Ravens ready to stand up to Steelers' offensive line

On the Ravens

December 25, 2004|By MIKE PRESTON

IT'S AN OFFENSE that's just so balanced. On the outside, the Pittsburgh Steelers have receivers Hines Ward, Plaxico Burress and Antwaan Randle El. Behind center, there is Wonder Boy quarterback Ben Roethlisberger, and behind him are running backs Jerome Bettis and Duce Staley.

That's why the Ravens have to beat the Steelers at their core tomorrow, and that's on the offensive line. When the Ravens played Pittsburgh on Sept. 19, they controlled the line of scrimmage and got into quarterback Tommy Maddox's face a couple of times to help force three turnovers and win in a rout, 30-13.

The faces on Pittsburgh's offensive line haven't changed much in guards Alan Faneca and Keydrick Vincent, center Jeff Hartings and tackles Marvel Smith and Oliver Ross, but the group is playing with more confidence. The last time they met, the Ravens were without starting nose guard Kelly Gregg, and end Anthony Weaver had to leave the game early with a shoulder injury.

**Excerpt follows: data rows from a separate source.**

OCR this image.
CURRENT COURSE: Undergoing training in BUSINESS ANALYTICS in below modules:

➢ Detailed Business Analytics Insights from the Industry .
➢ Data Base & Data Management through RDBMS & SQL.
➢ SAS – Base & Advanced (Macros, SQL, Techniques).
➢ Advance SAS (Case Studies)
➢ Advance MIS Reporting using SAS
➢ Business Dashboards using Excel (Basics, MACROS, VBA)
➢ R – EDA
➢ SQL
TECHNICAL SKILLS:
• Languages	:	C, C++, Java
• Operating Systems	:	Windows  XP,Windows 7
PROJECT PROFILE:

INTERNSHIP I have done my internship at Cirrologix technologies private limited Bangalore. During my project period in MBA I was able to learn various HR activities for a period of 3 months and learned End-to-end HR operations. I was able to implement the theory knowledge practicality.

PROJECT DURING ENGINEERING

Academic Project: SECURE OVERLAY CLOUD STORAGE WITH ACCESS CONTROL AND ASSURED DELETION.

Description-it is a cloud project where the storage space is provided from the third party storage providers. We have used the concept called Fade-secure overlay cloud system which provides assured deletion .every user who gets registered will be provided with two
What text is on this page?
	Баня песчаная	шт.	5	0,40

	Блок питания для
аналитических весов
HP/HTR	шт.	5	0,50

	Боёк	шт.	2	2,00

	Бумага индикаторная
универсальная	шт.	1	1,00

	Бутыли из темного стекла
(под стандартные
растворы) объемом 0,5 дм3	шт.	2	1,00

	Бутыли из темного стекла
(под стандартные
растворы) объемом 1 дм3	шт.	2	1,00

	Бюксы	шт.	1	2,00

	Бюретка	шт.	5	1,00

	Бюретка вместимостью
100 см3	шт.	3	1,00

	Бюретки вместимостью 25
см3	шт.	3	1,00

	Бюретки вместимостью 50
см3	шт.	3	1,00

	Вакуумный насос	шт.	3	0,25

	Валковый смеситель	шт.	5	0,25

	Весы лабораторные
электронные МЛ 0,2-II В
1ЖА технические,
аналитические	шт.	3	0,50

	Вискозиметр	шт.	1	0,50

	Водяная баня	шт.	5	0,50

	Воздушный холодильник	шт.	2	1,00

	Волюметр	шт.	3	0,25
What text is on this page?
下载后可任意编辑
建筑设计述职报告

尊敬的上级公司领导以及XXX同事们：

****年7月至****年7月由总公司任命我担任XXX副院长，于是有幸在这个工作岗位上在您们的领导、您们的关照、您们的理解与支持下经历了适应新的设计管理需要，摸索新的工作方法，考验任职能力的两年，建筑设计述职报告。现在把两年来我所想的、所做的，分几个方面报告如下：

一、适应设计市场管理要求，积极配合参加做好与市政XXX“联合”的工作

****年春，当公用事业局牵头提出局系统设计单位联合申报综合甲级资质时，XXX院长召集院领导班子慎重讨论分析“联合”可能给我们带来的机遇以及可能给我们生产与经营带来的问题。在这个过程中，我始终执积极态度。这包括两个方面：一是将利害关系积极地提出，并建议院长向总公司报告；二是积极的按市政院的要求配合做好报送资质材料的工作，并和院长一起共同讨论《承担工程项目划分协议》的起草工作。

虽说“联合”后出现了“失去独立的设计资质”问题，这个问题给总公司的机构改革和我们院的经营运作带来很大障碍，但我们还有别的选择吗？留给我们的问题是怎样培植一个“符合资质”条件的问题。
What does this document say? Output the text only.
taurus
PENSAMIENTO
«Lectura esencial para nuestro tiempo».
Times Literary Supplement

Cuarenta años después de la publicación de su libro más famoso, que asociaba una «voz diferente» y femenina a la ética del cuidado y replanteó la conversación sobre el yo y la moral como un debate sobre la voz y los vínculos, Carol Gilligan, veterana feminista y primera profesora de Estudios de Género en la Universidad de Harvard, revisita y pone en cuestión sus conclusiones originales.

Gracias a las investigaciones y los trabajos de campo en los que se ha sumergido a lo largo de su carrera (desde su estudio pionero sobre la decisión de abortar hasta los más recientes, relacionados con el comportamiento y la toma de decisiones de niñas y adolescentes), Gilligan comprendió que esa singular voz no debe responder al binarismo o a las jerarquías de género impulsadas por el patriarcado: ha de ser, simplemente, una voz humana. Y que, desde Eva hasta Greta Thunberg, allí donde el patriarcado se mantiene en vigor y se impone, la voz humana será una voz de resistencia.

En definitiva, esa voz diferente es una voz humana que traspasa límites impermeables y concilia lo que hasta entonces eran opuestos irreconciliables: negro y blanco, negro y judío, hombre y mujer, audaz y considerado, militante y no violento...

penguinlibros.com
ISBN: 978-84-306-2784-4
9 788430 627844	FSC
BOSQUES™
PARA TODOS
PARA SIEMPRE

Now, the Ravens are healthy. So, the Ravens say, bring it on.

"That group takes on the personality of their coach [offensive line coach Russ Grimm] and I've got a lot of respect for him," said Ravens defensive line coach Rex Ryan. "He does one hell of a job. That's a good group. Going into the last game we played them, they were playing well, and obviously, they still are, having won 12 in a row.

"We've got to get them in those third-and-long situations to have a chance," Ryan said. "If they're in third-and-one, or third-and-two a lot, I don't care who you are, you're probably not going to succeed."

So, it's going to come down to stopping Pittsburgh's running attack. Since training camp started, the Steelers have let the world know they wanted to be the Steelers of old - the Franco Harris, Rocky Bleier Steelers, who just kept pounding the ball. They've succeeded. The Steelers have the No. 3-ranked rushing offense in the league, gaining 151.7 yards a game. Halfback Duce Staley has rushed for 809 yards on 184 carries and Bettis has 824 yards on 223 attempts.

Staley has missed five of the past seven games with a hamstring injury. Both could play against the Ravens tomorrow. The Ravens have had success against Bettis in the past because of his straight-ahead style, but Staley could cause problems. Together, they could wear down a defense that has been folding up in the second half of games.

"Duce is more versatile, able to do more damage on the perimeter," Ryan said. "Bettis, they may do a couple of counter steps with him, but he is more a crash-up-the-middle, can't-dodge kind of guy."

The Steelers have built that kind of offensive line. Like the Ravens' unit, it wants to run. But it's more athletic and versatile. Faneca is a stud who can run, block in space or knock an opponent off the ball with raw power. Ditto for Hartings. After several seasons of struggling, Smith is just starting to become a dominant player.

Here's another way the Steelers differ from the Ravens: Pittsburgh coach Bill Cowher isn't as quick to abandon the run. He wants to physically and emotionally grind an opponent into the ground. The Steelers run traps, misdirections, stretches, almost every running play imaginable because there is nothing more humiliating in all of football than to have a team run it down your throat, and you can't stop it.

"Well, at least going in, you know what their intentions are," Ryan said.

Ryan has no fear, and neither do the Ravens. As a matter of fact, Ryan likes a good, old fight. He prefers to have the pressure on his group. As a unit, the defensive line has played well this season, especially against the run. Gregg has become one of the most dominant run stoppers in the league. Right end Marques Douglas has 77 tackles and has come up with big plays on short-yardage situations. Weaver isn't spectacular, but he's going to give you a steady, respectable effort every game. The Ravens' constant shifting will cause Pittsburgh some problems.

But the Ravens, No. 6 against the rush, will still have problems of their own. They still don't have a dominant pass rusher on the front line. Teams with big, strong offensive tackles (see the Kansas City Chiefs, Tennessee Titans) have been able to dominate Douglas and Weaver, two smallish ends, in certain games.

But the Ravens know they have to be dominant up front. If not, the Steelers can run or throw. And if they have a lot of options, the Ravens will be in a lot of trouble.